The presented models only explain approximately 21% of the variation in CIMT suggesting other measured or unmeasured risk factors not identified in the current study. Cross sectional analyses of the baseline data also limits the ability to draw conclusions about causation between risk factors and CIMT outcomes. Once the APPLE Trial is complete, longitudinal analysis will provide more meaningful assessment of the impact of glucocorticoids, azathioprine and other factors on CIMT. Unfortunately, the APPLE study does not include matched normal controls. Because of the inherent variation in CIMT measurement techniques, the absolute thickness can not be compared between studies. Therefore, there is no potential to compare the CIMT results in this cohort with a healthy population.
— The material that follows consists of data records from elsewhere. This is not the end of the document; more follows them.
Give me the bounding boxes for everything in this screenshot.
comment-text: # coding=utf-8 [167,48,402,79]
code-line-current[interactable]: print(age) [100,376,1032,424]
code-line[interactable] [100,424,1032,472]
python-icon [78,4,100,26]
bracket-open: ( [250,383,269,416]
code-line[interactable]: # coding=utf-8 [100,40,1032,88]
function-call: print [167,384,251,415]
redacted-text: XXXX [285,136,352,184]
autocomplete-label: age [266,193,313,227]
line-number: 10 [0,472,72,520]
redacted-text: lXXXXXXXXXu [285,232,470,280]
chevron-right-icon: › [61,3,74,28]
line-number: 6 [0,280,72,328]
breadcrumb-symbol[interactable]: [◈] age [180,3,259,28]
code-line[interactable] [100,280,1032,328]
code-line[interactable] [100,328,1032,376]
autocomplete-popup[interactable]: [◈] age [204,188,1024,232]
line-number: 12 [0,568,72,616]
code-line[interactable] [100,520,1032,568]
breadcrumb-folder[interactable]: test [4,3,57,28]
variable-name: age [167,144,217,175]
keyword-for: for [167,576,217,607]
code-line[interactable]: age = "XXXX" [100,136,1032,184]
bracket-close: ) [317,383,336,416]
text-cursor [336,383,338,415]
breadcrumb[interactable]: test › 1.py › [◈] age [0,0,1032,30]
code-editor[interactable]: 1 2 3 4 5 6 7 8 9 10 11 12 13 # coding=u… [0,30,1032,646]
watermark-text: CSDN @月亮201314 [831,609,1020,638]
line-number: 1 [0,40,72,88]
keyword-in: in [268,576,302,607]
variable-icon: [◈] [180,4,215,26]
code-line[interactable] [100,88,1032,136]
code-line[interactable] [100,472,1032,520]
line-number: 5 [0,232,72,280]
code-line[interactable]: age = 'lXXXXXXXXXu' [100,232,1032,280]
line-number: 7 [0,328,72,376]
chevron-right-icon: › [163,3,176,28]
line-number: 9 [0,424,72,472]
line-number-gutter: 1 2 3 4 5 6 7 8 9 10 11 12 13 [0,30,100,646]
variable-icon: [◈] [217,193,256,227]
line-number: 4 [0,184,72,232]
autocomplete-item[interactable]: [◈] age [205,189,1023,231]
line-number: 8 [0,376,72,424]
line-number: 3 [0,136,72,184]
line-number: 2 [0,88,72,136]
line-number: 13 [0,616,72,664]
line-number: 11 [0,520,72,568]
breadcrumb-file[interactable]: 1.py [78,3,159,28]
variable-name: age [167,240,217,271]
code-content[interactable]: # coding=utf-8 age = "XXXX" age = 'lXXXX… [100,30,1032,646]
In summary, traditional as well as non-traditional risk factors predict increased CIMT in pediatric patients with SLE. Of interest, treatment with azathioprine was associated with increased CIMT and the relationship with weight-adjusted oral prednisone dose may not be linear. Future longitudinal analysis of data from the APPLE Trial will further clarify the role of medications such as azathioprine and corticosteroids, as well as other potential risk factors of CIMT progression. Understanding risk factors in the development of atherosclerosis in children and adolescents with SLE will inform evidence-based treatment recommendations to avoid irreversible cardiovascular damage.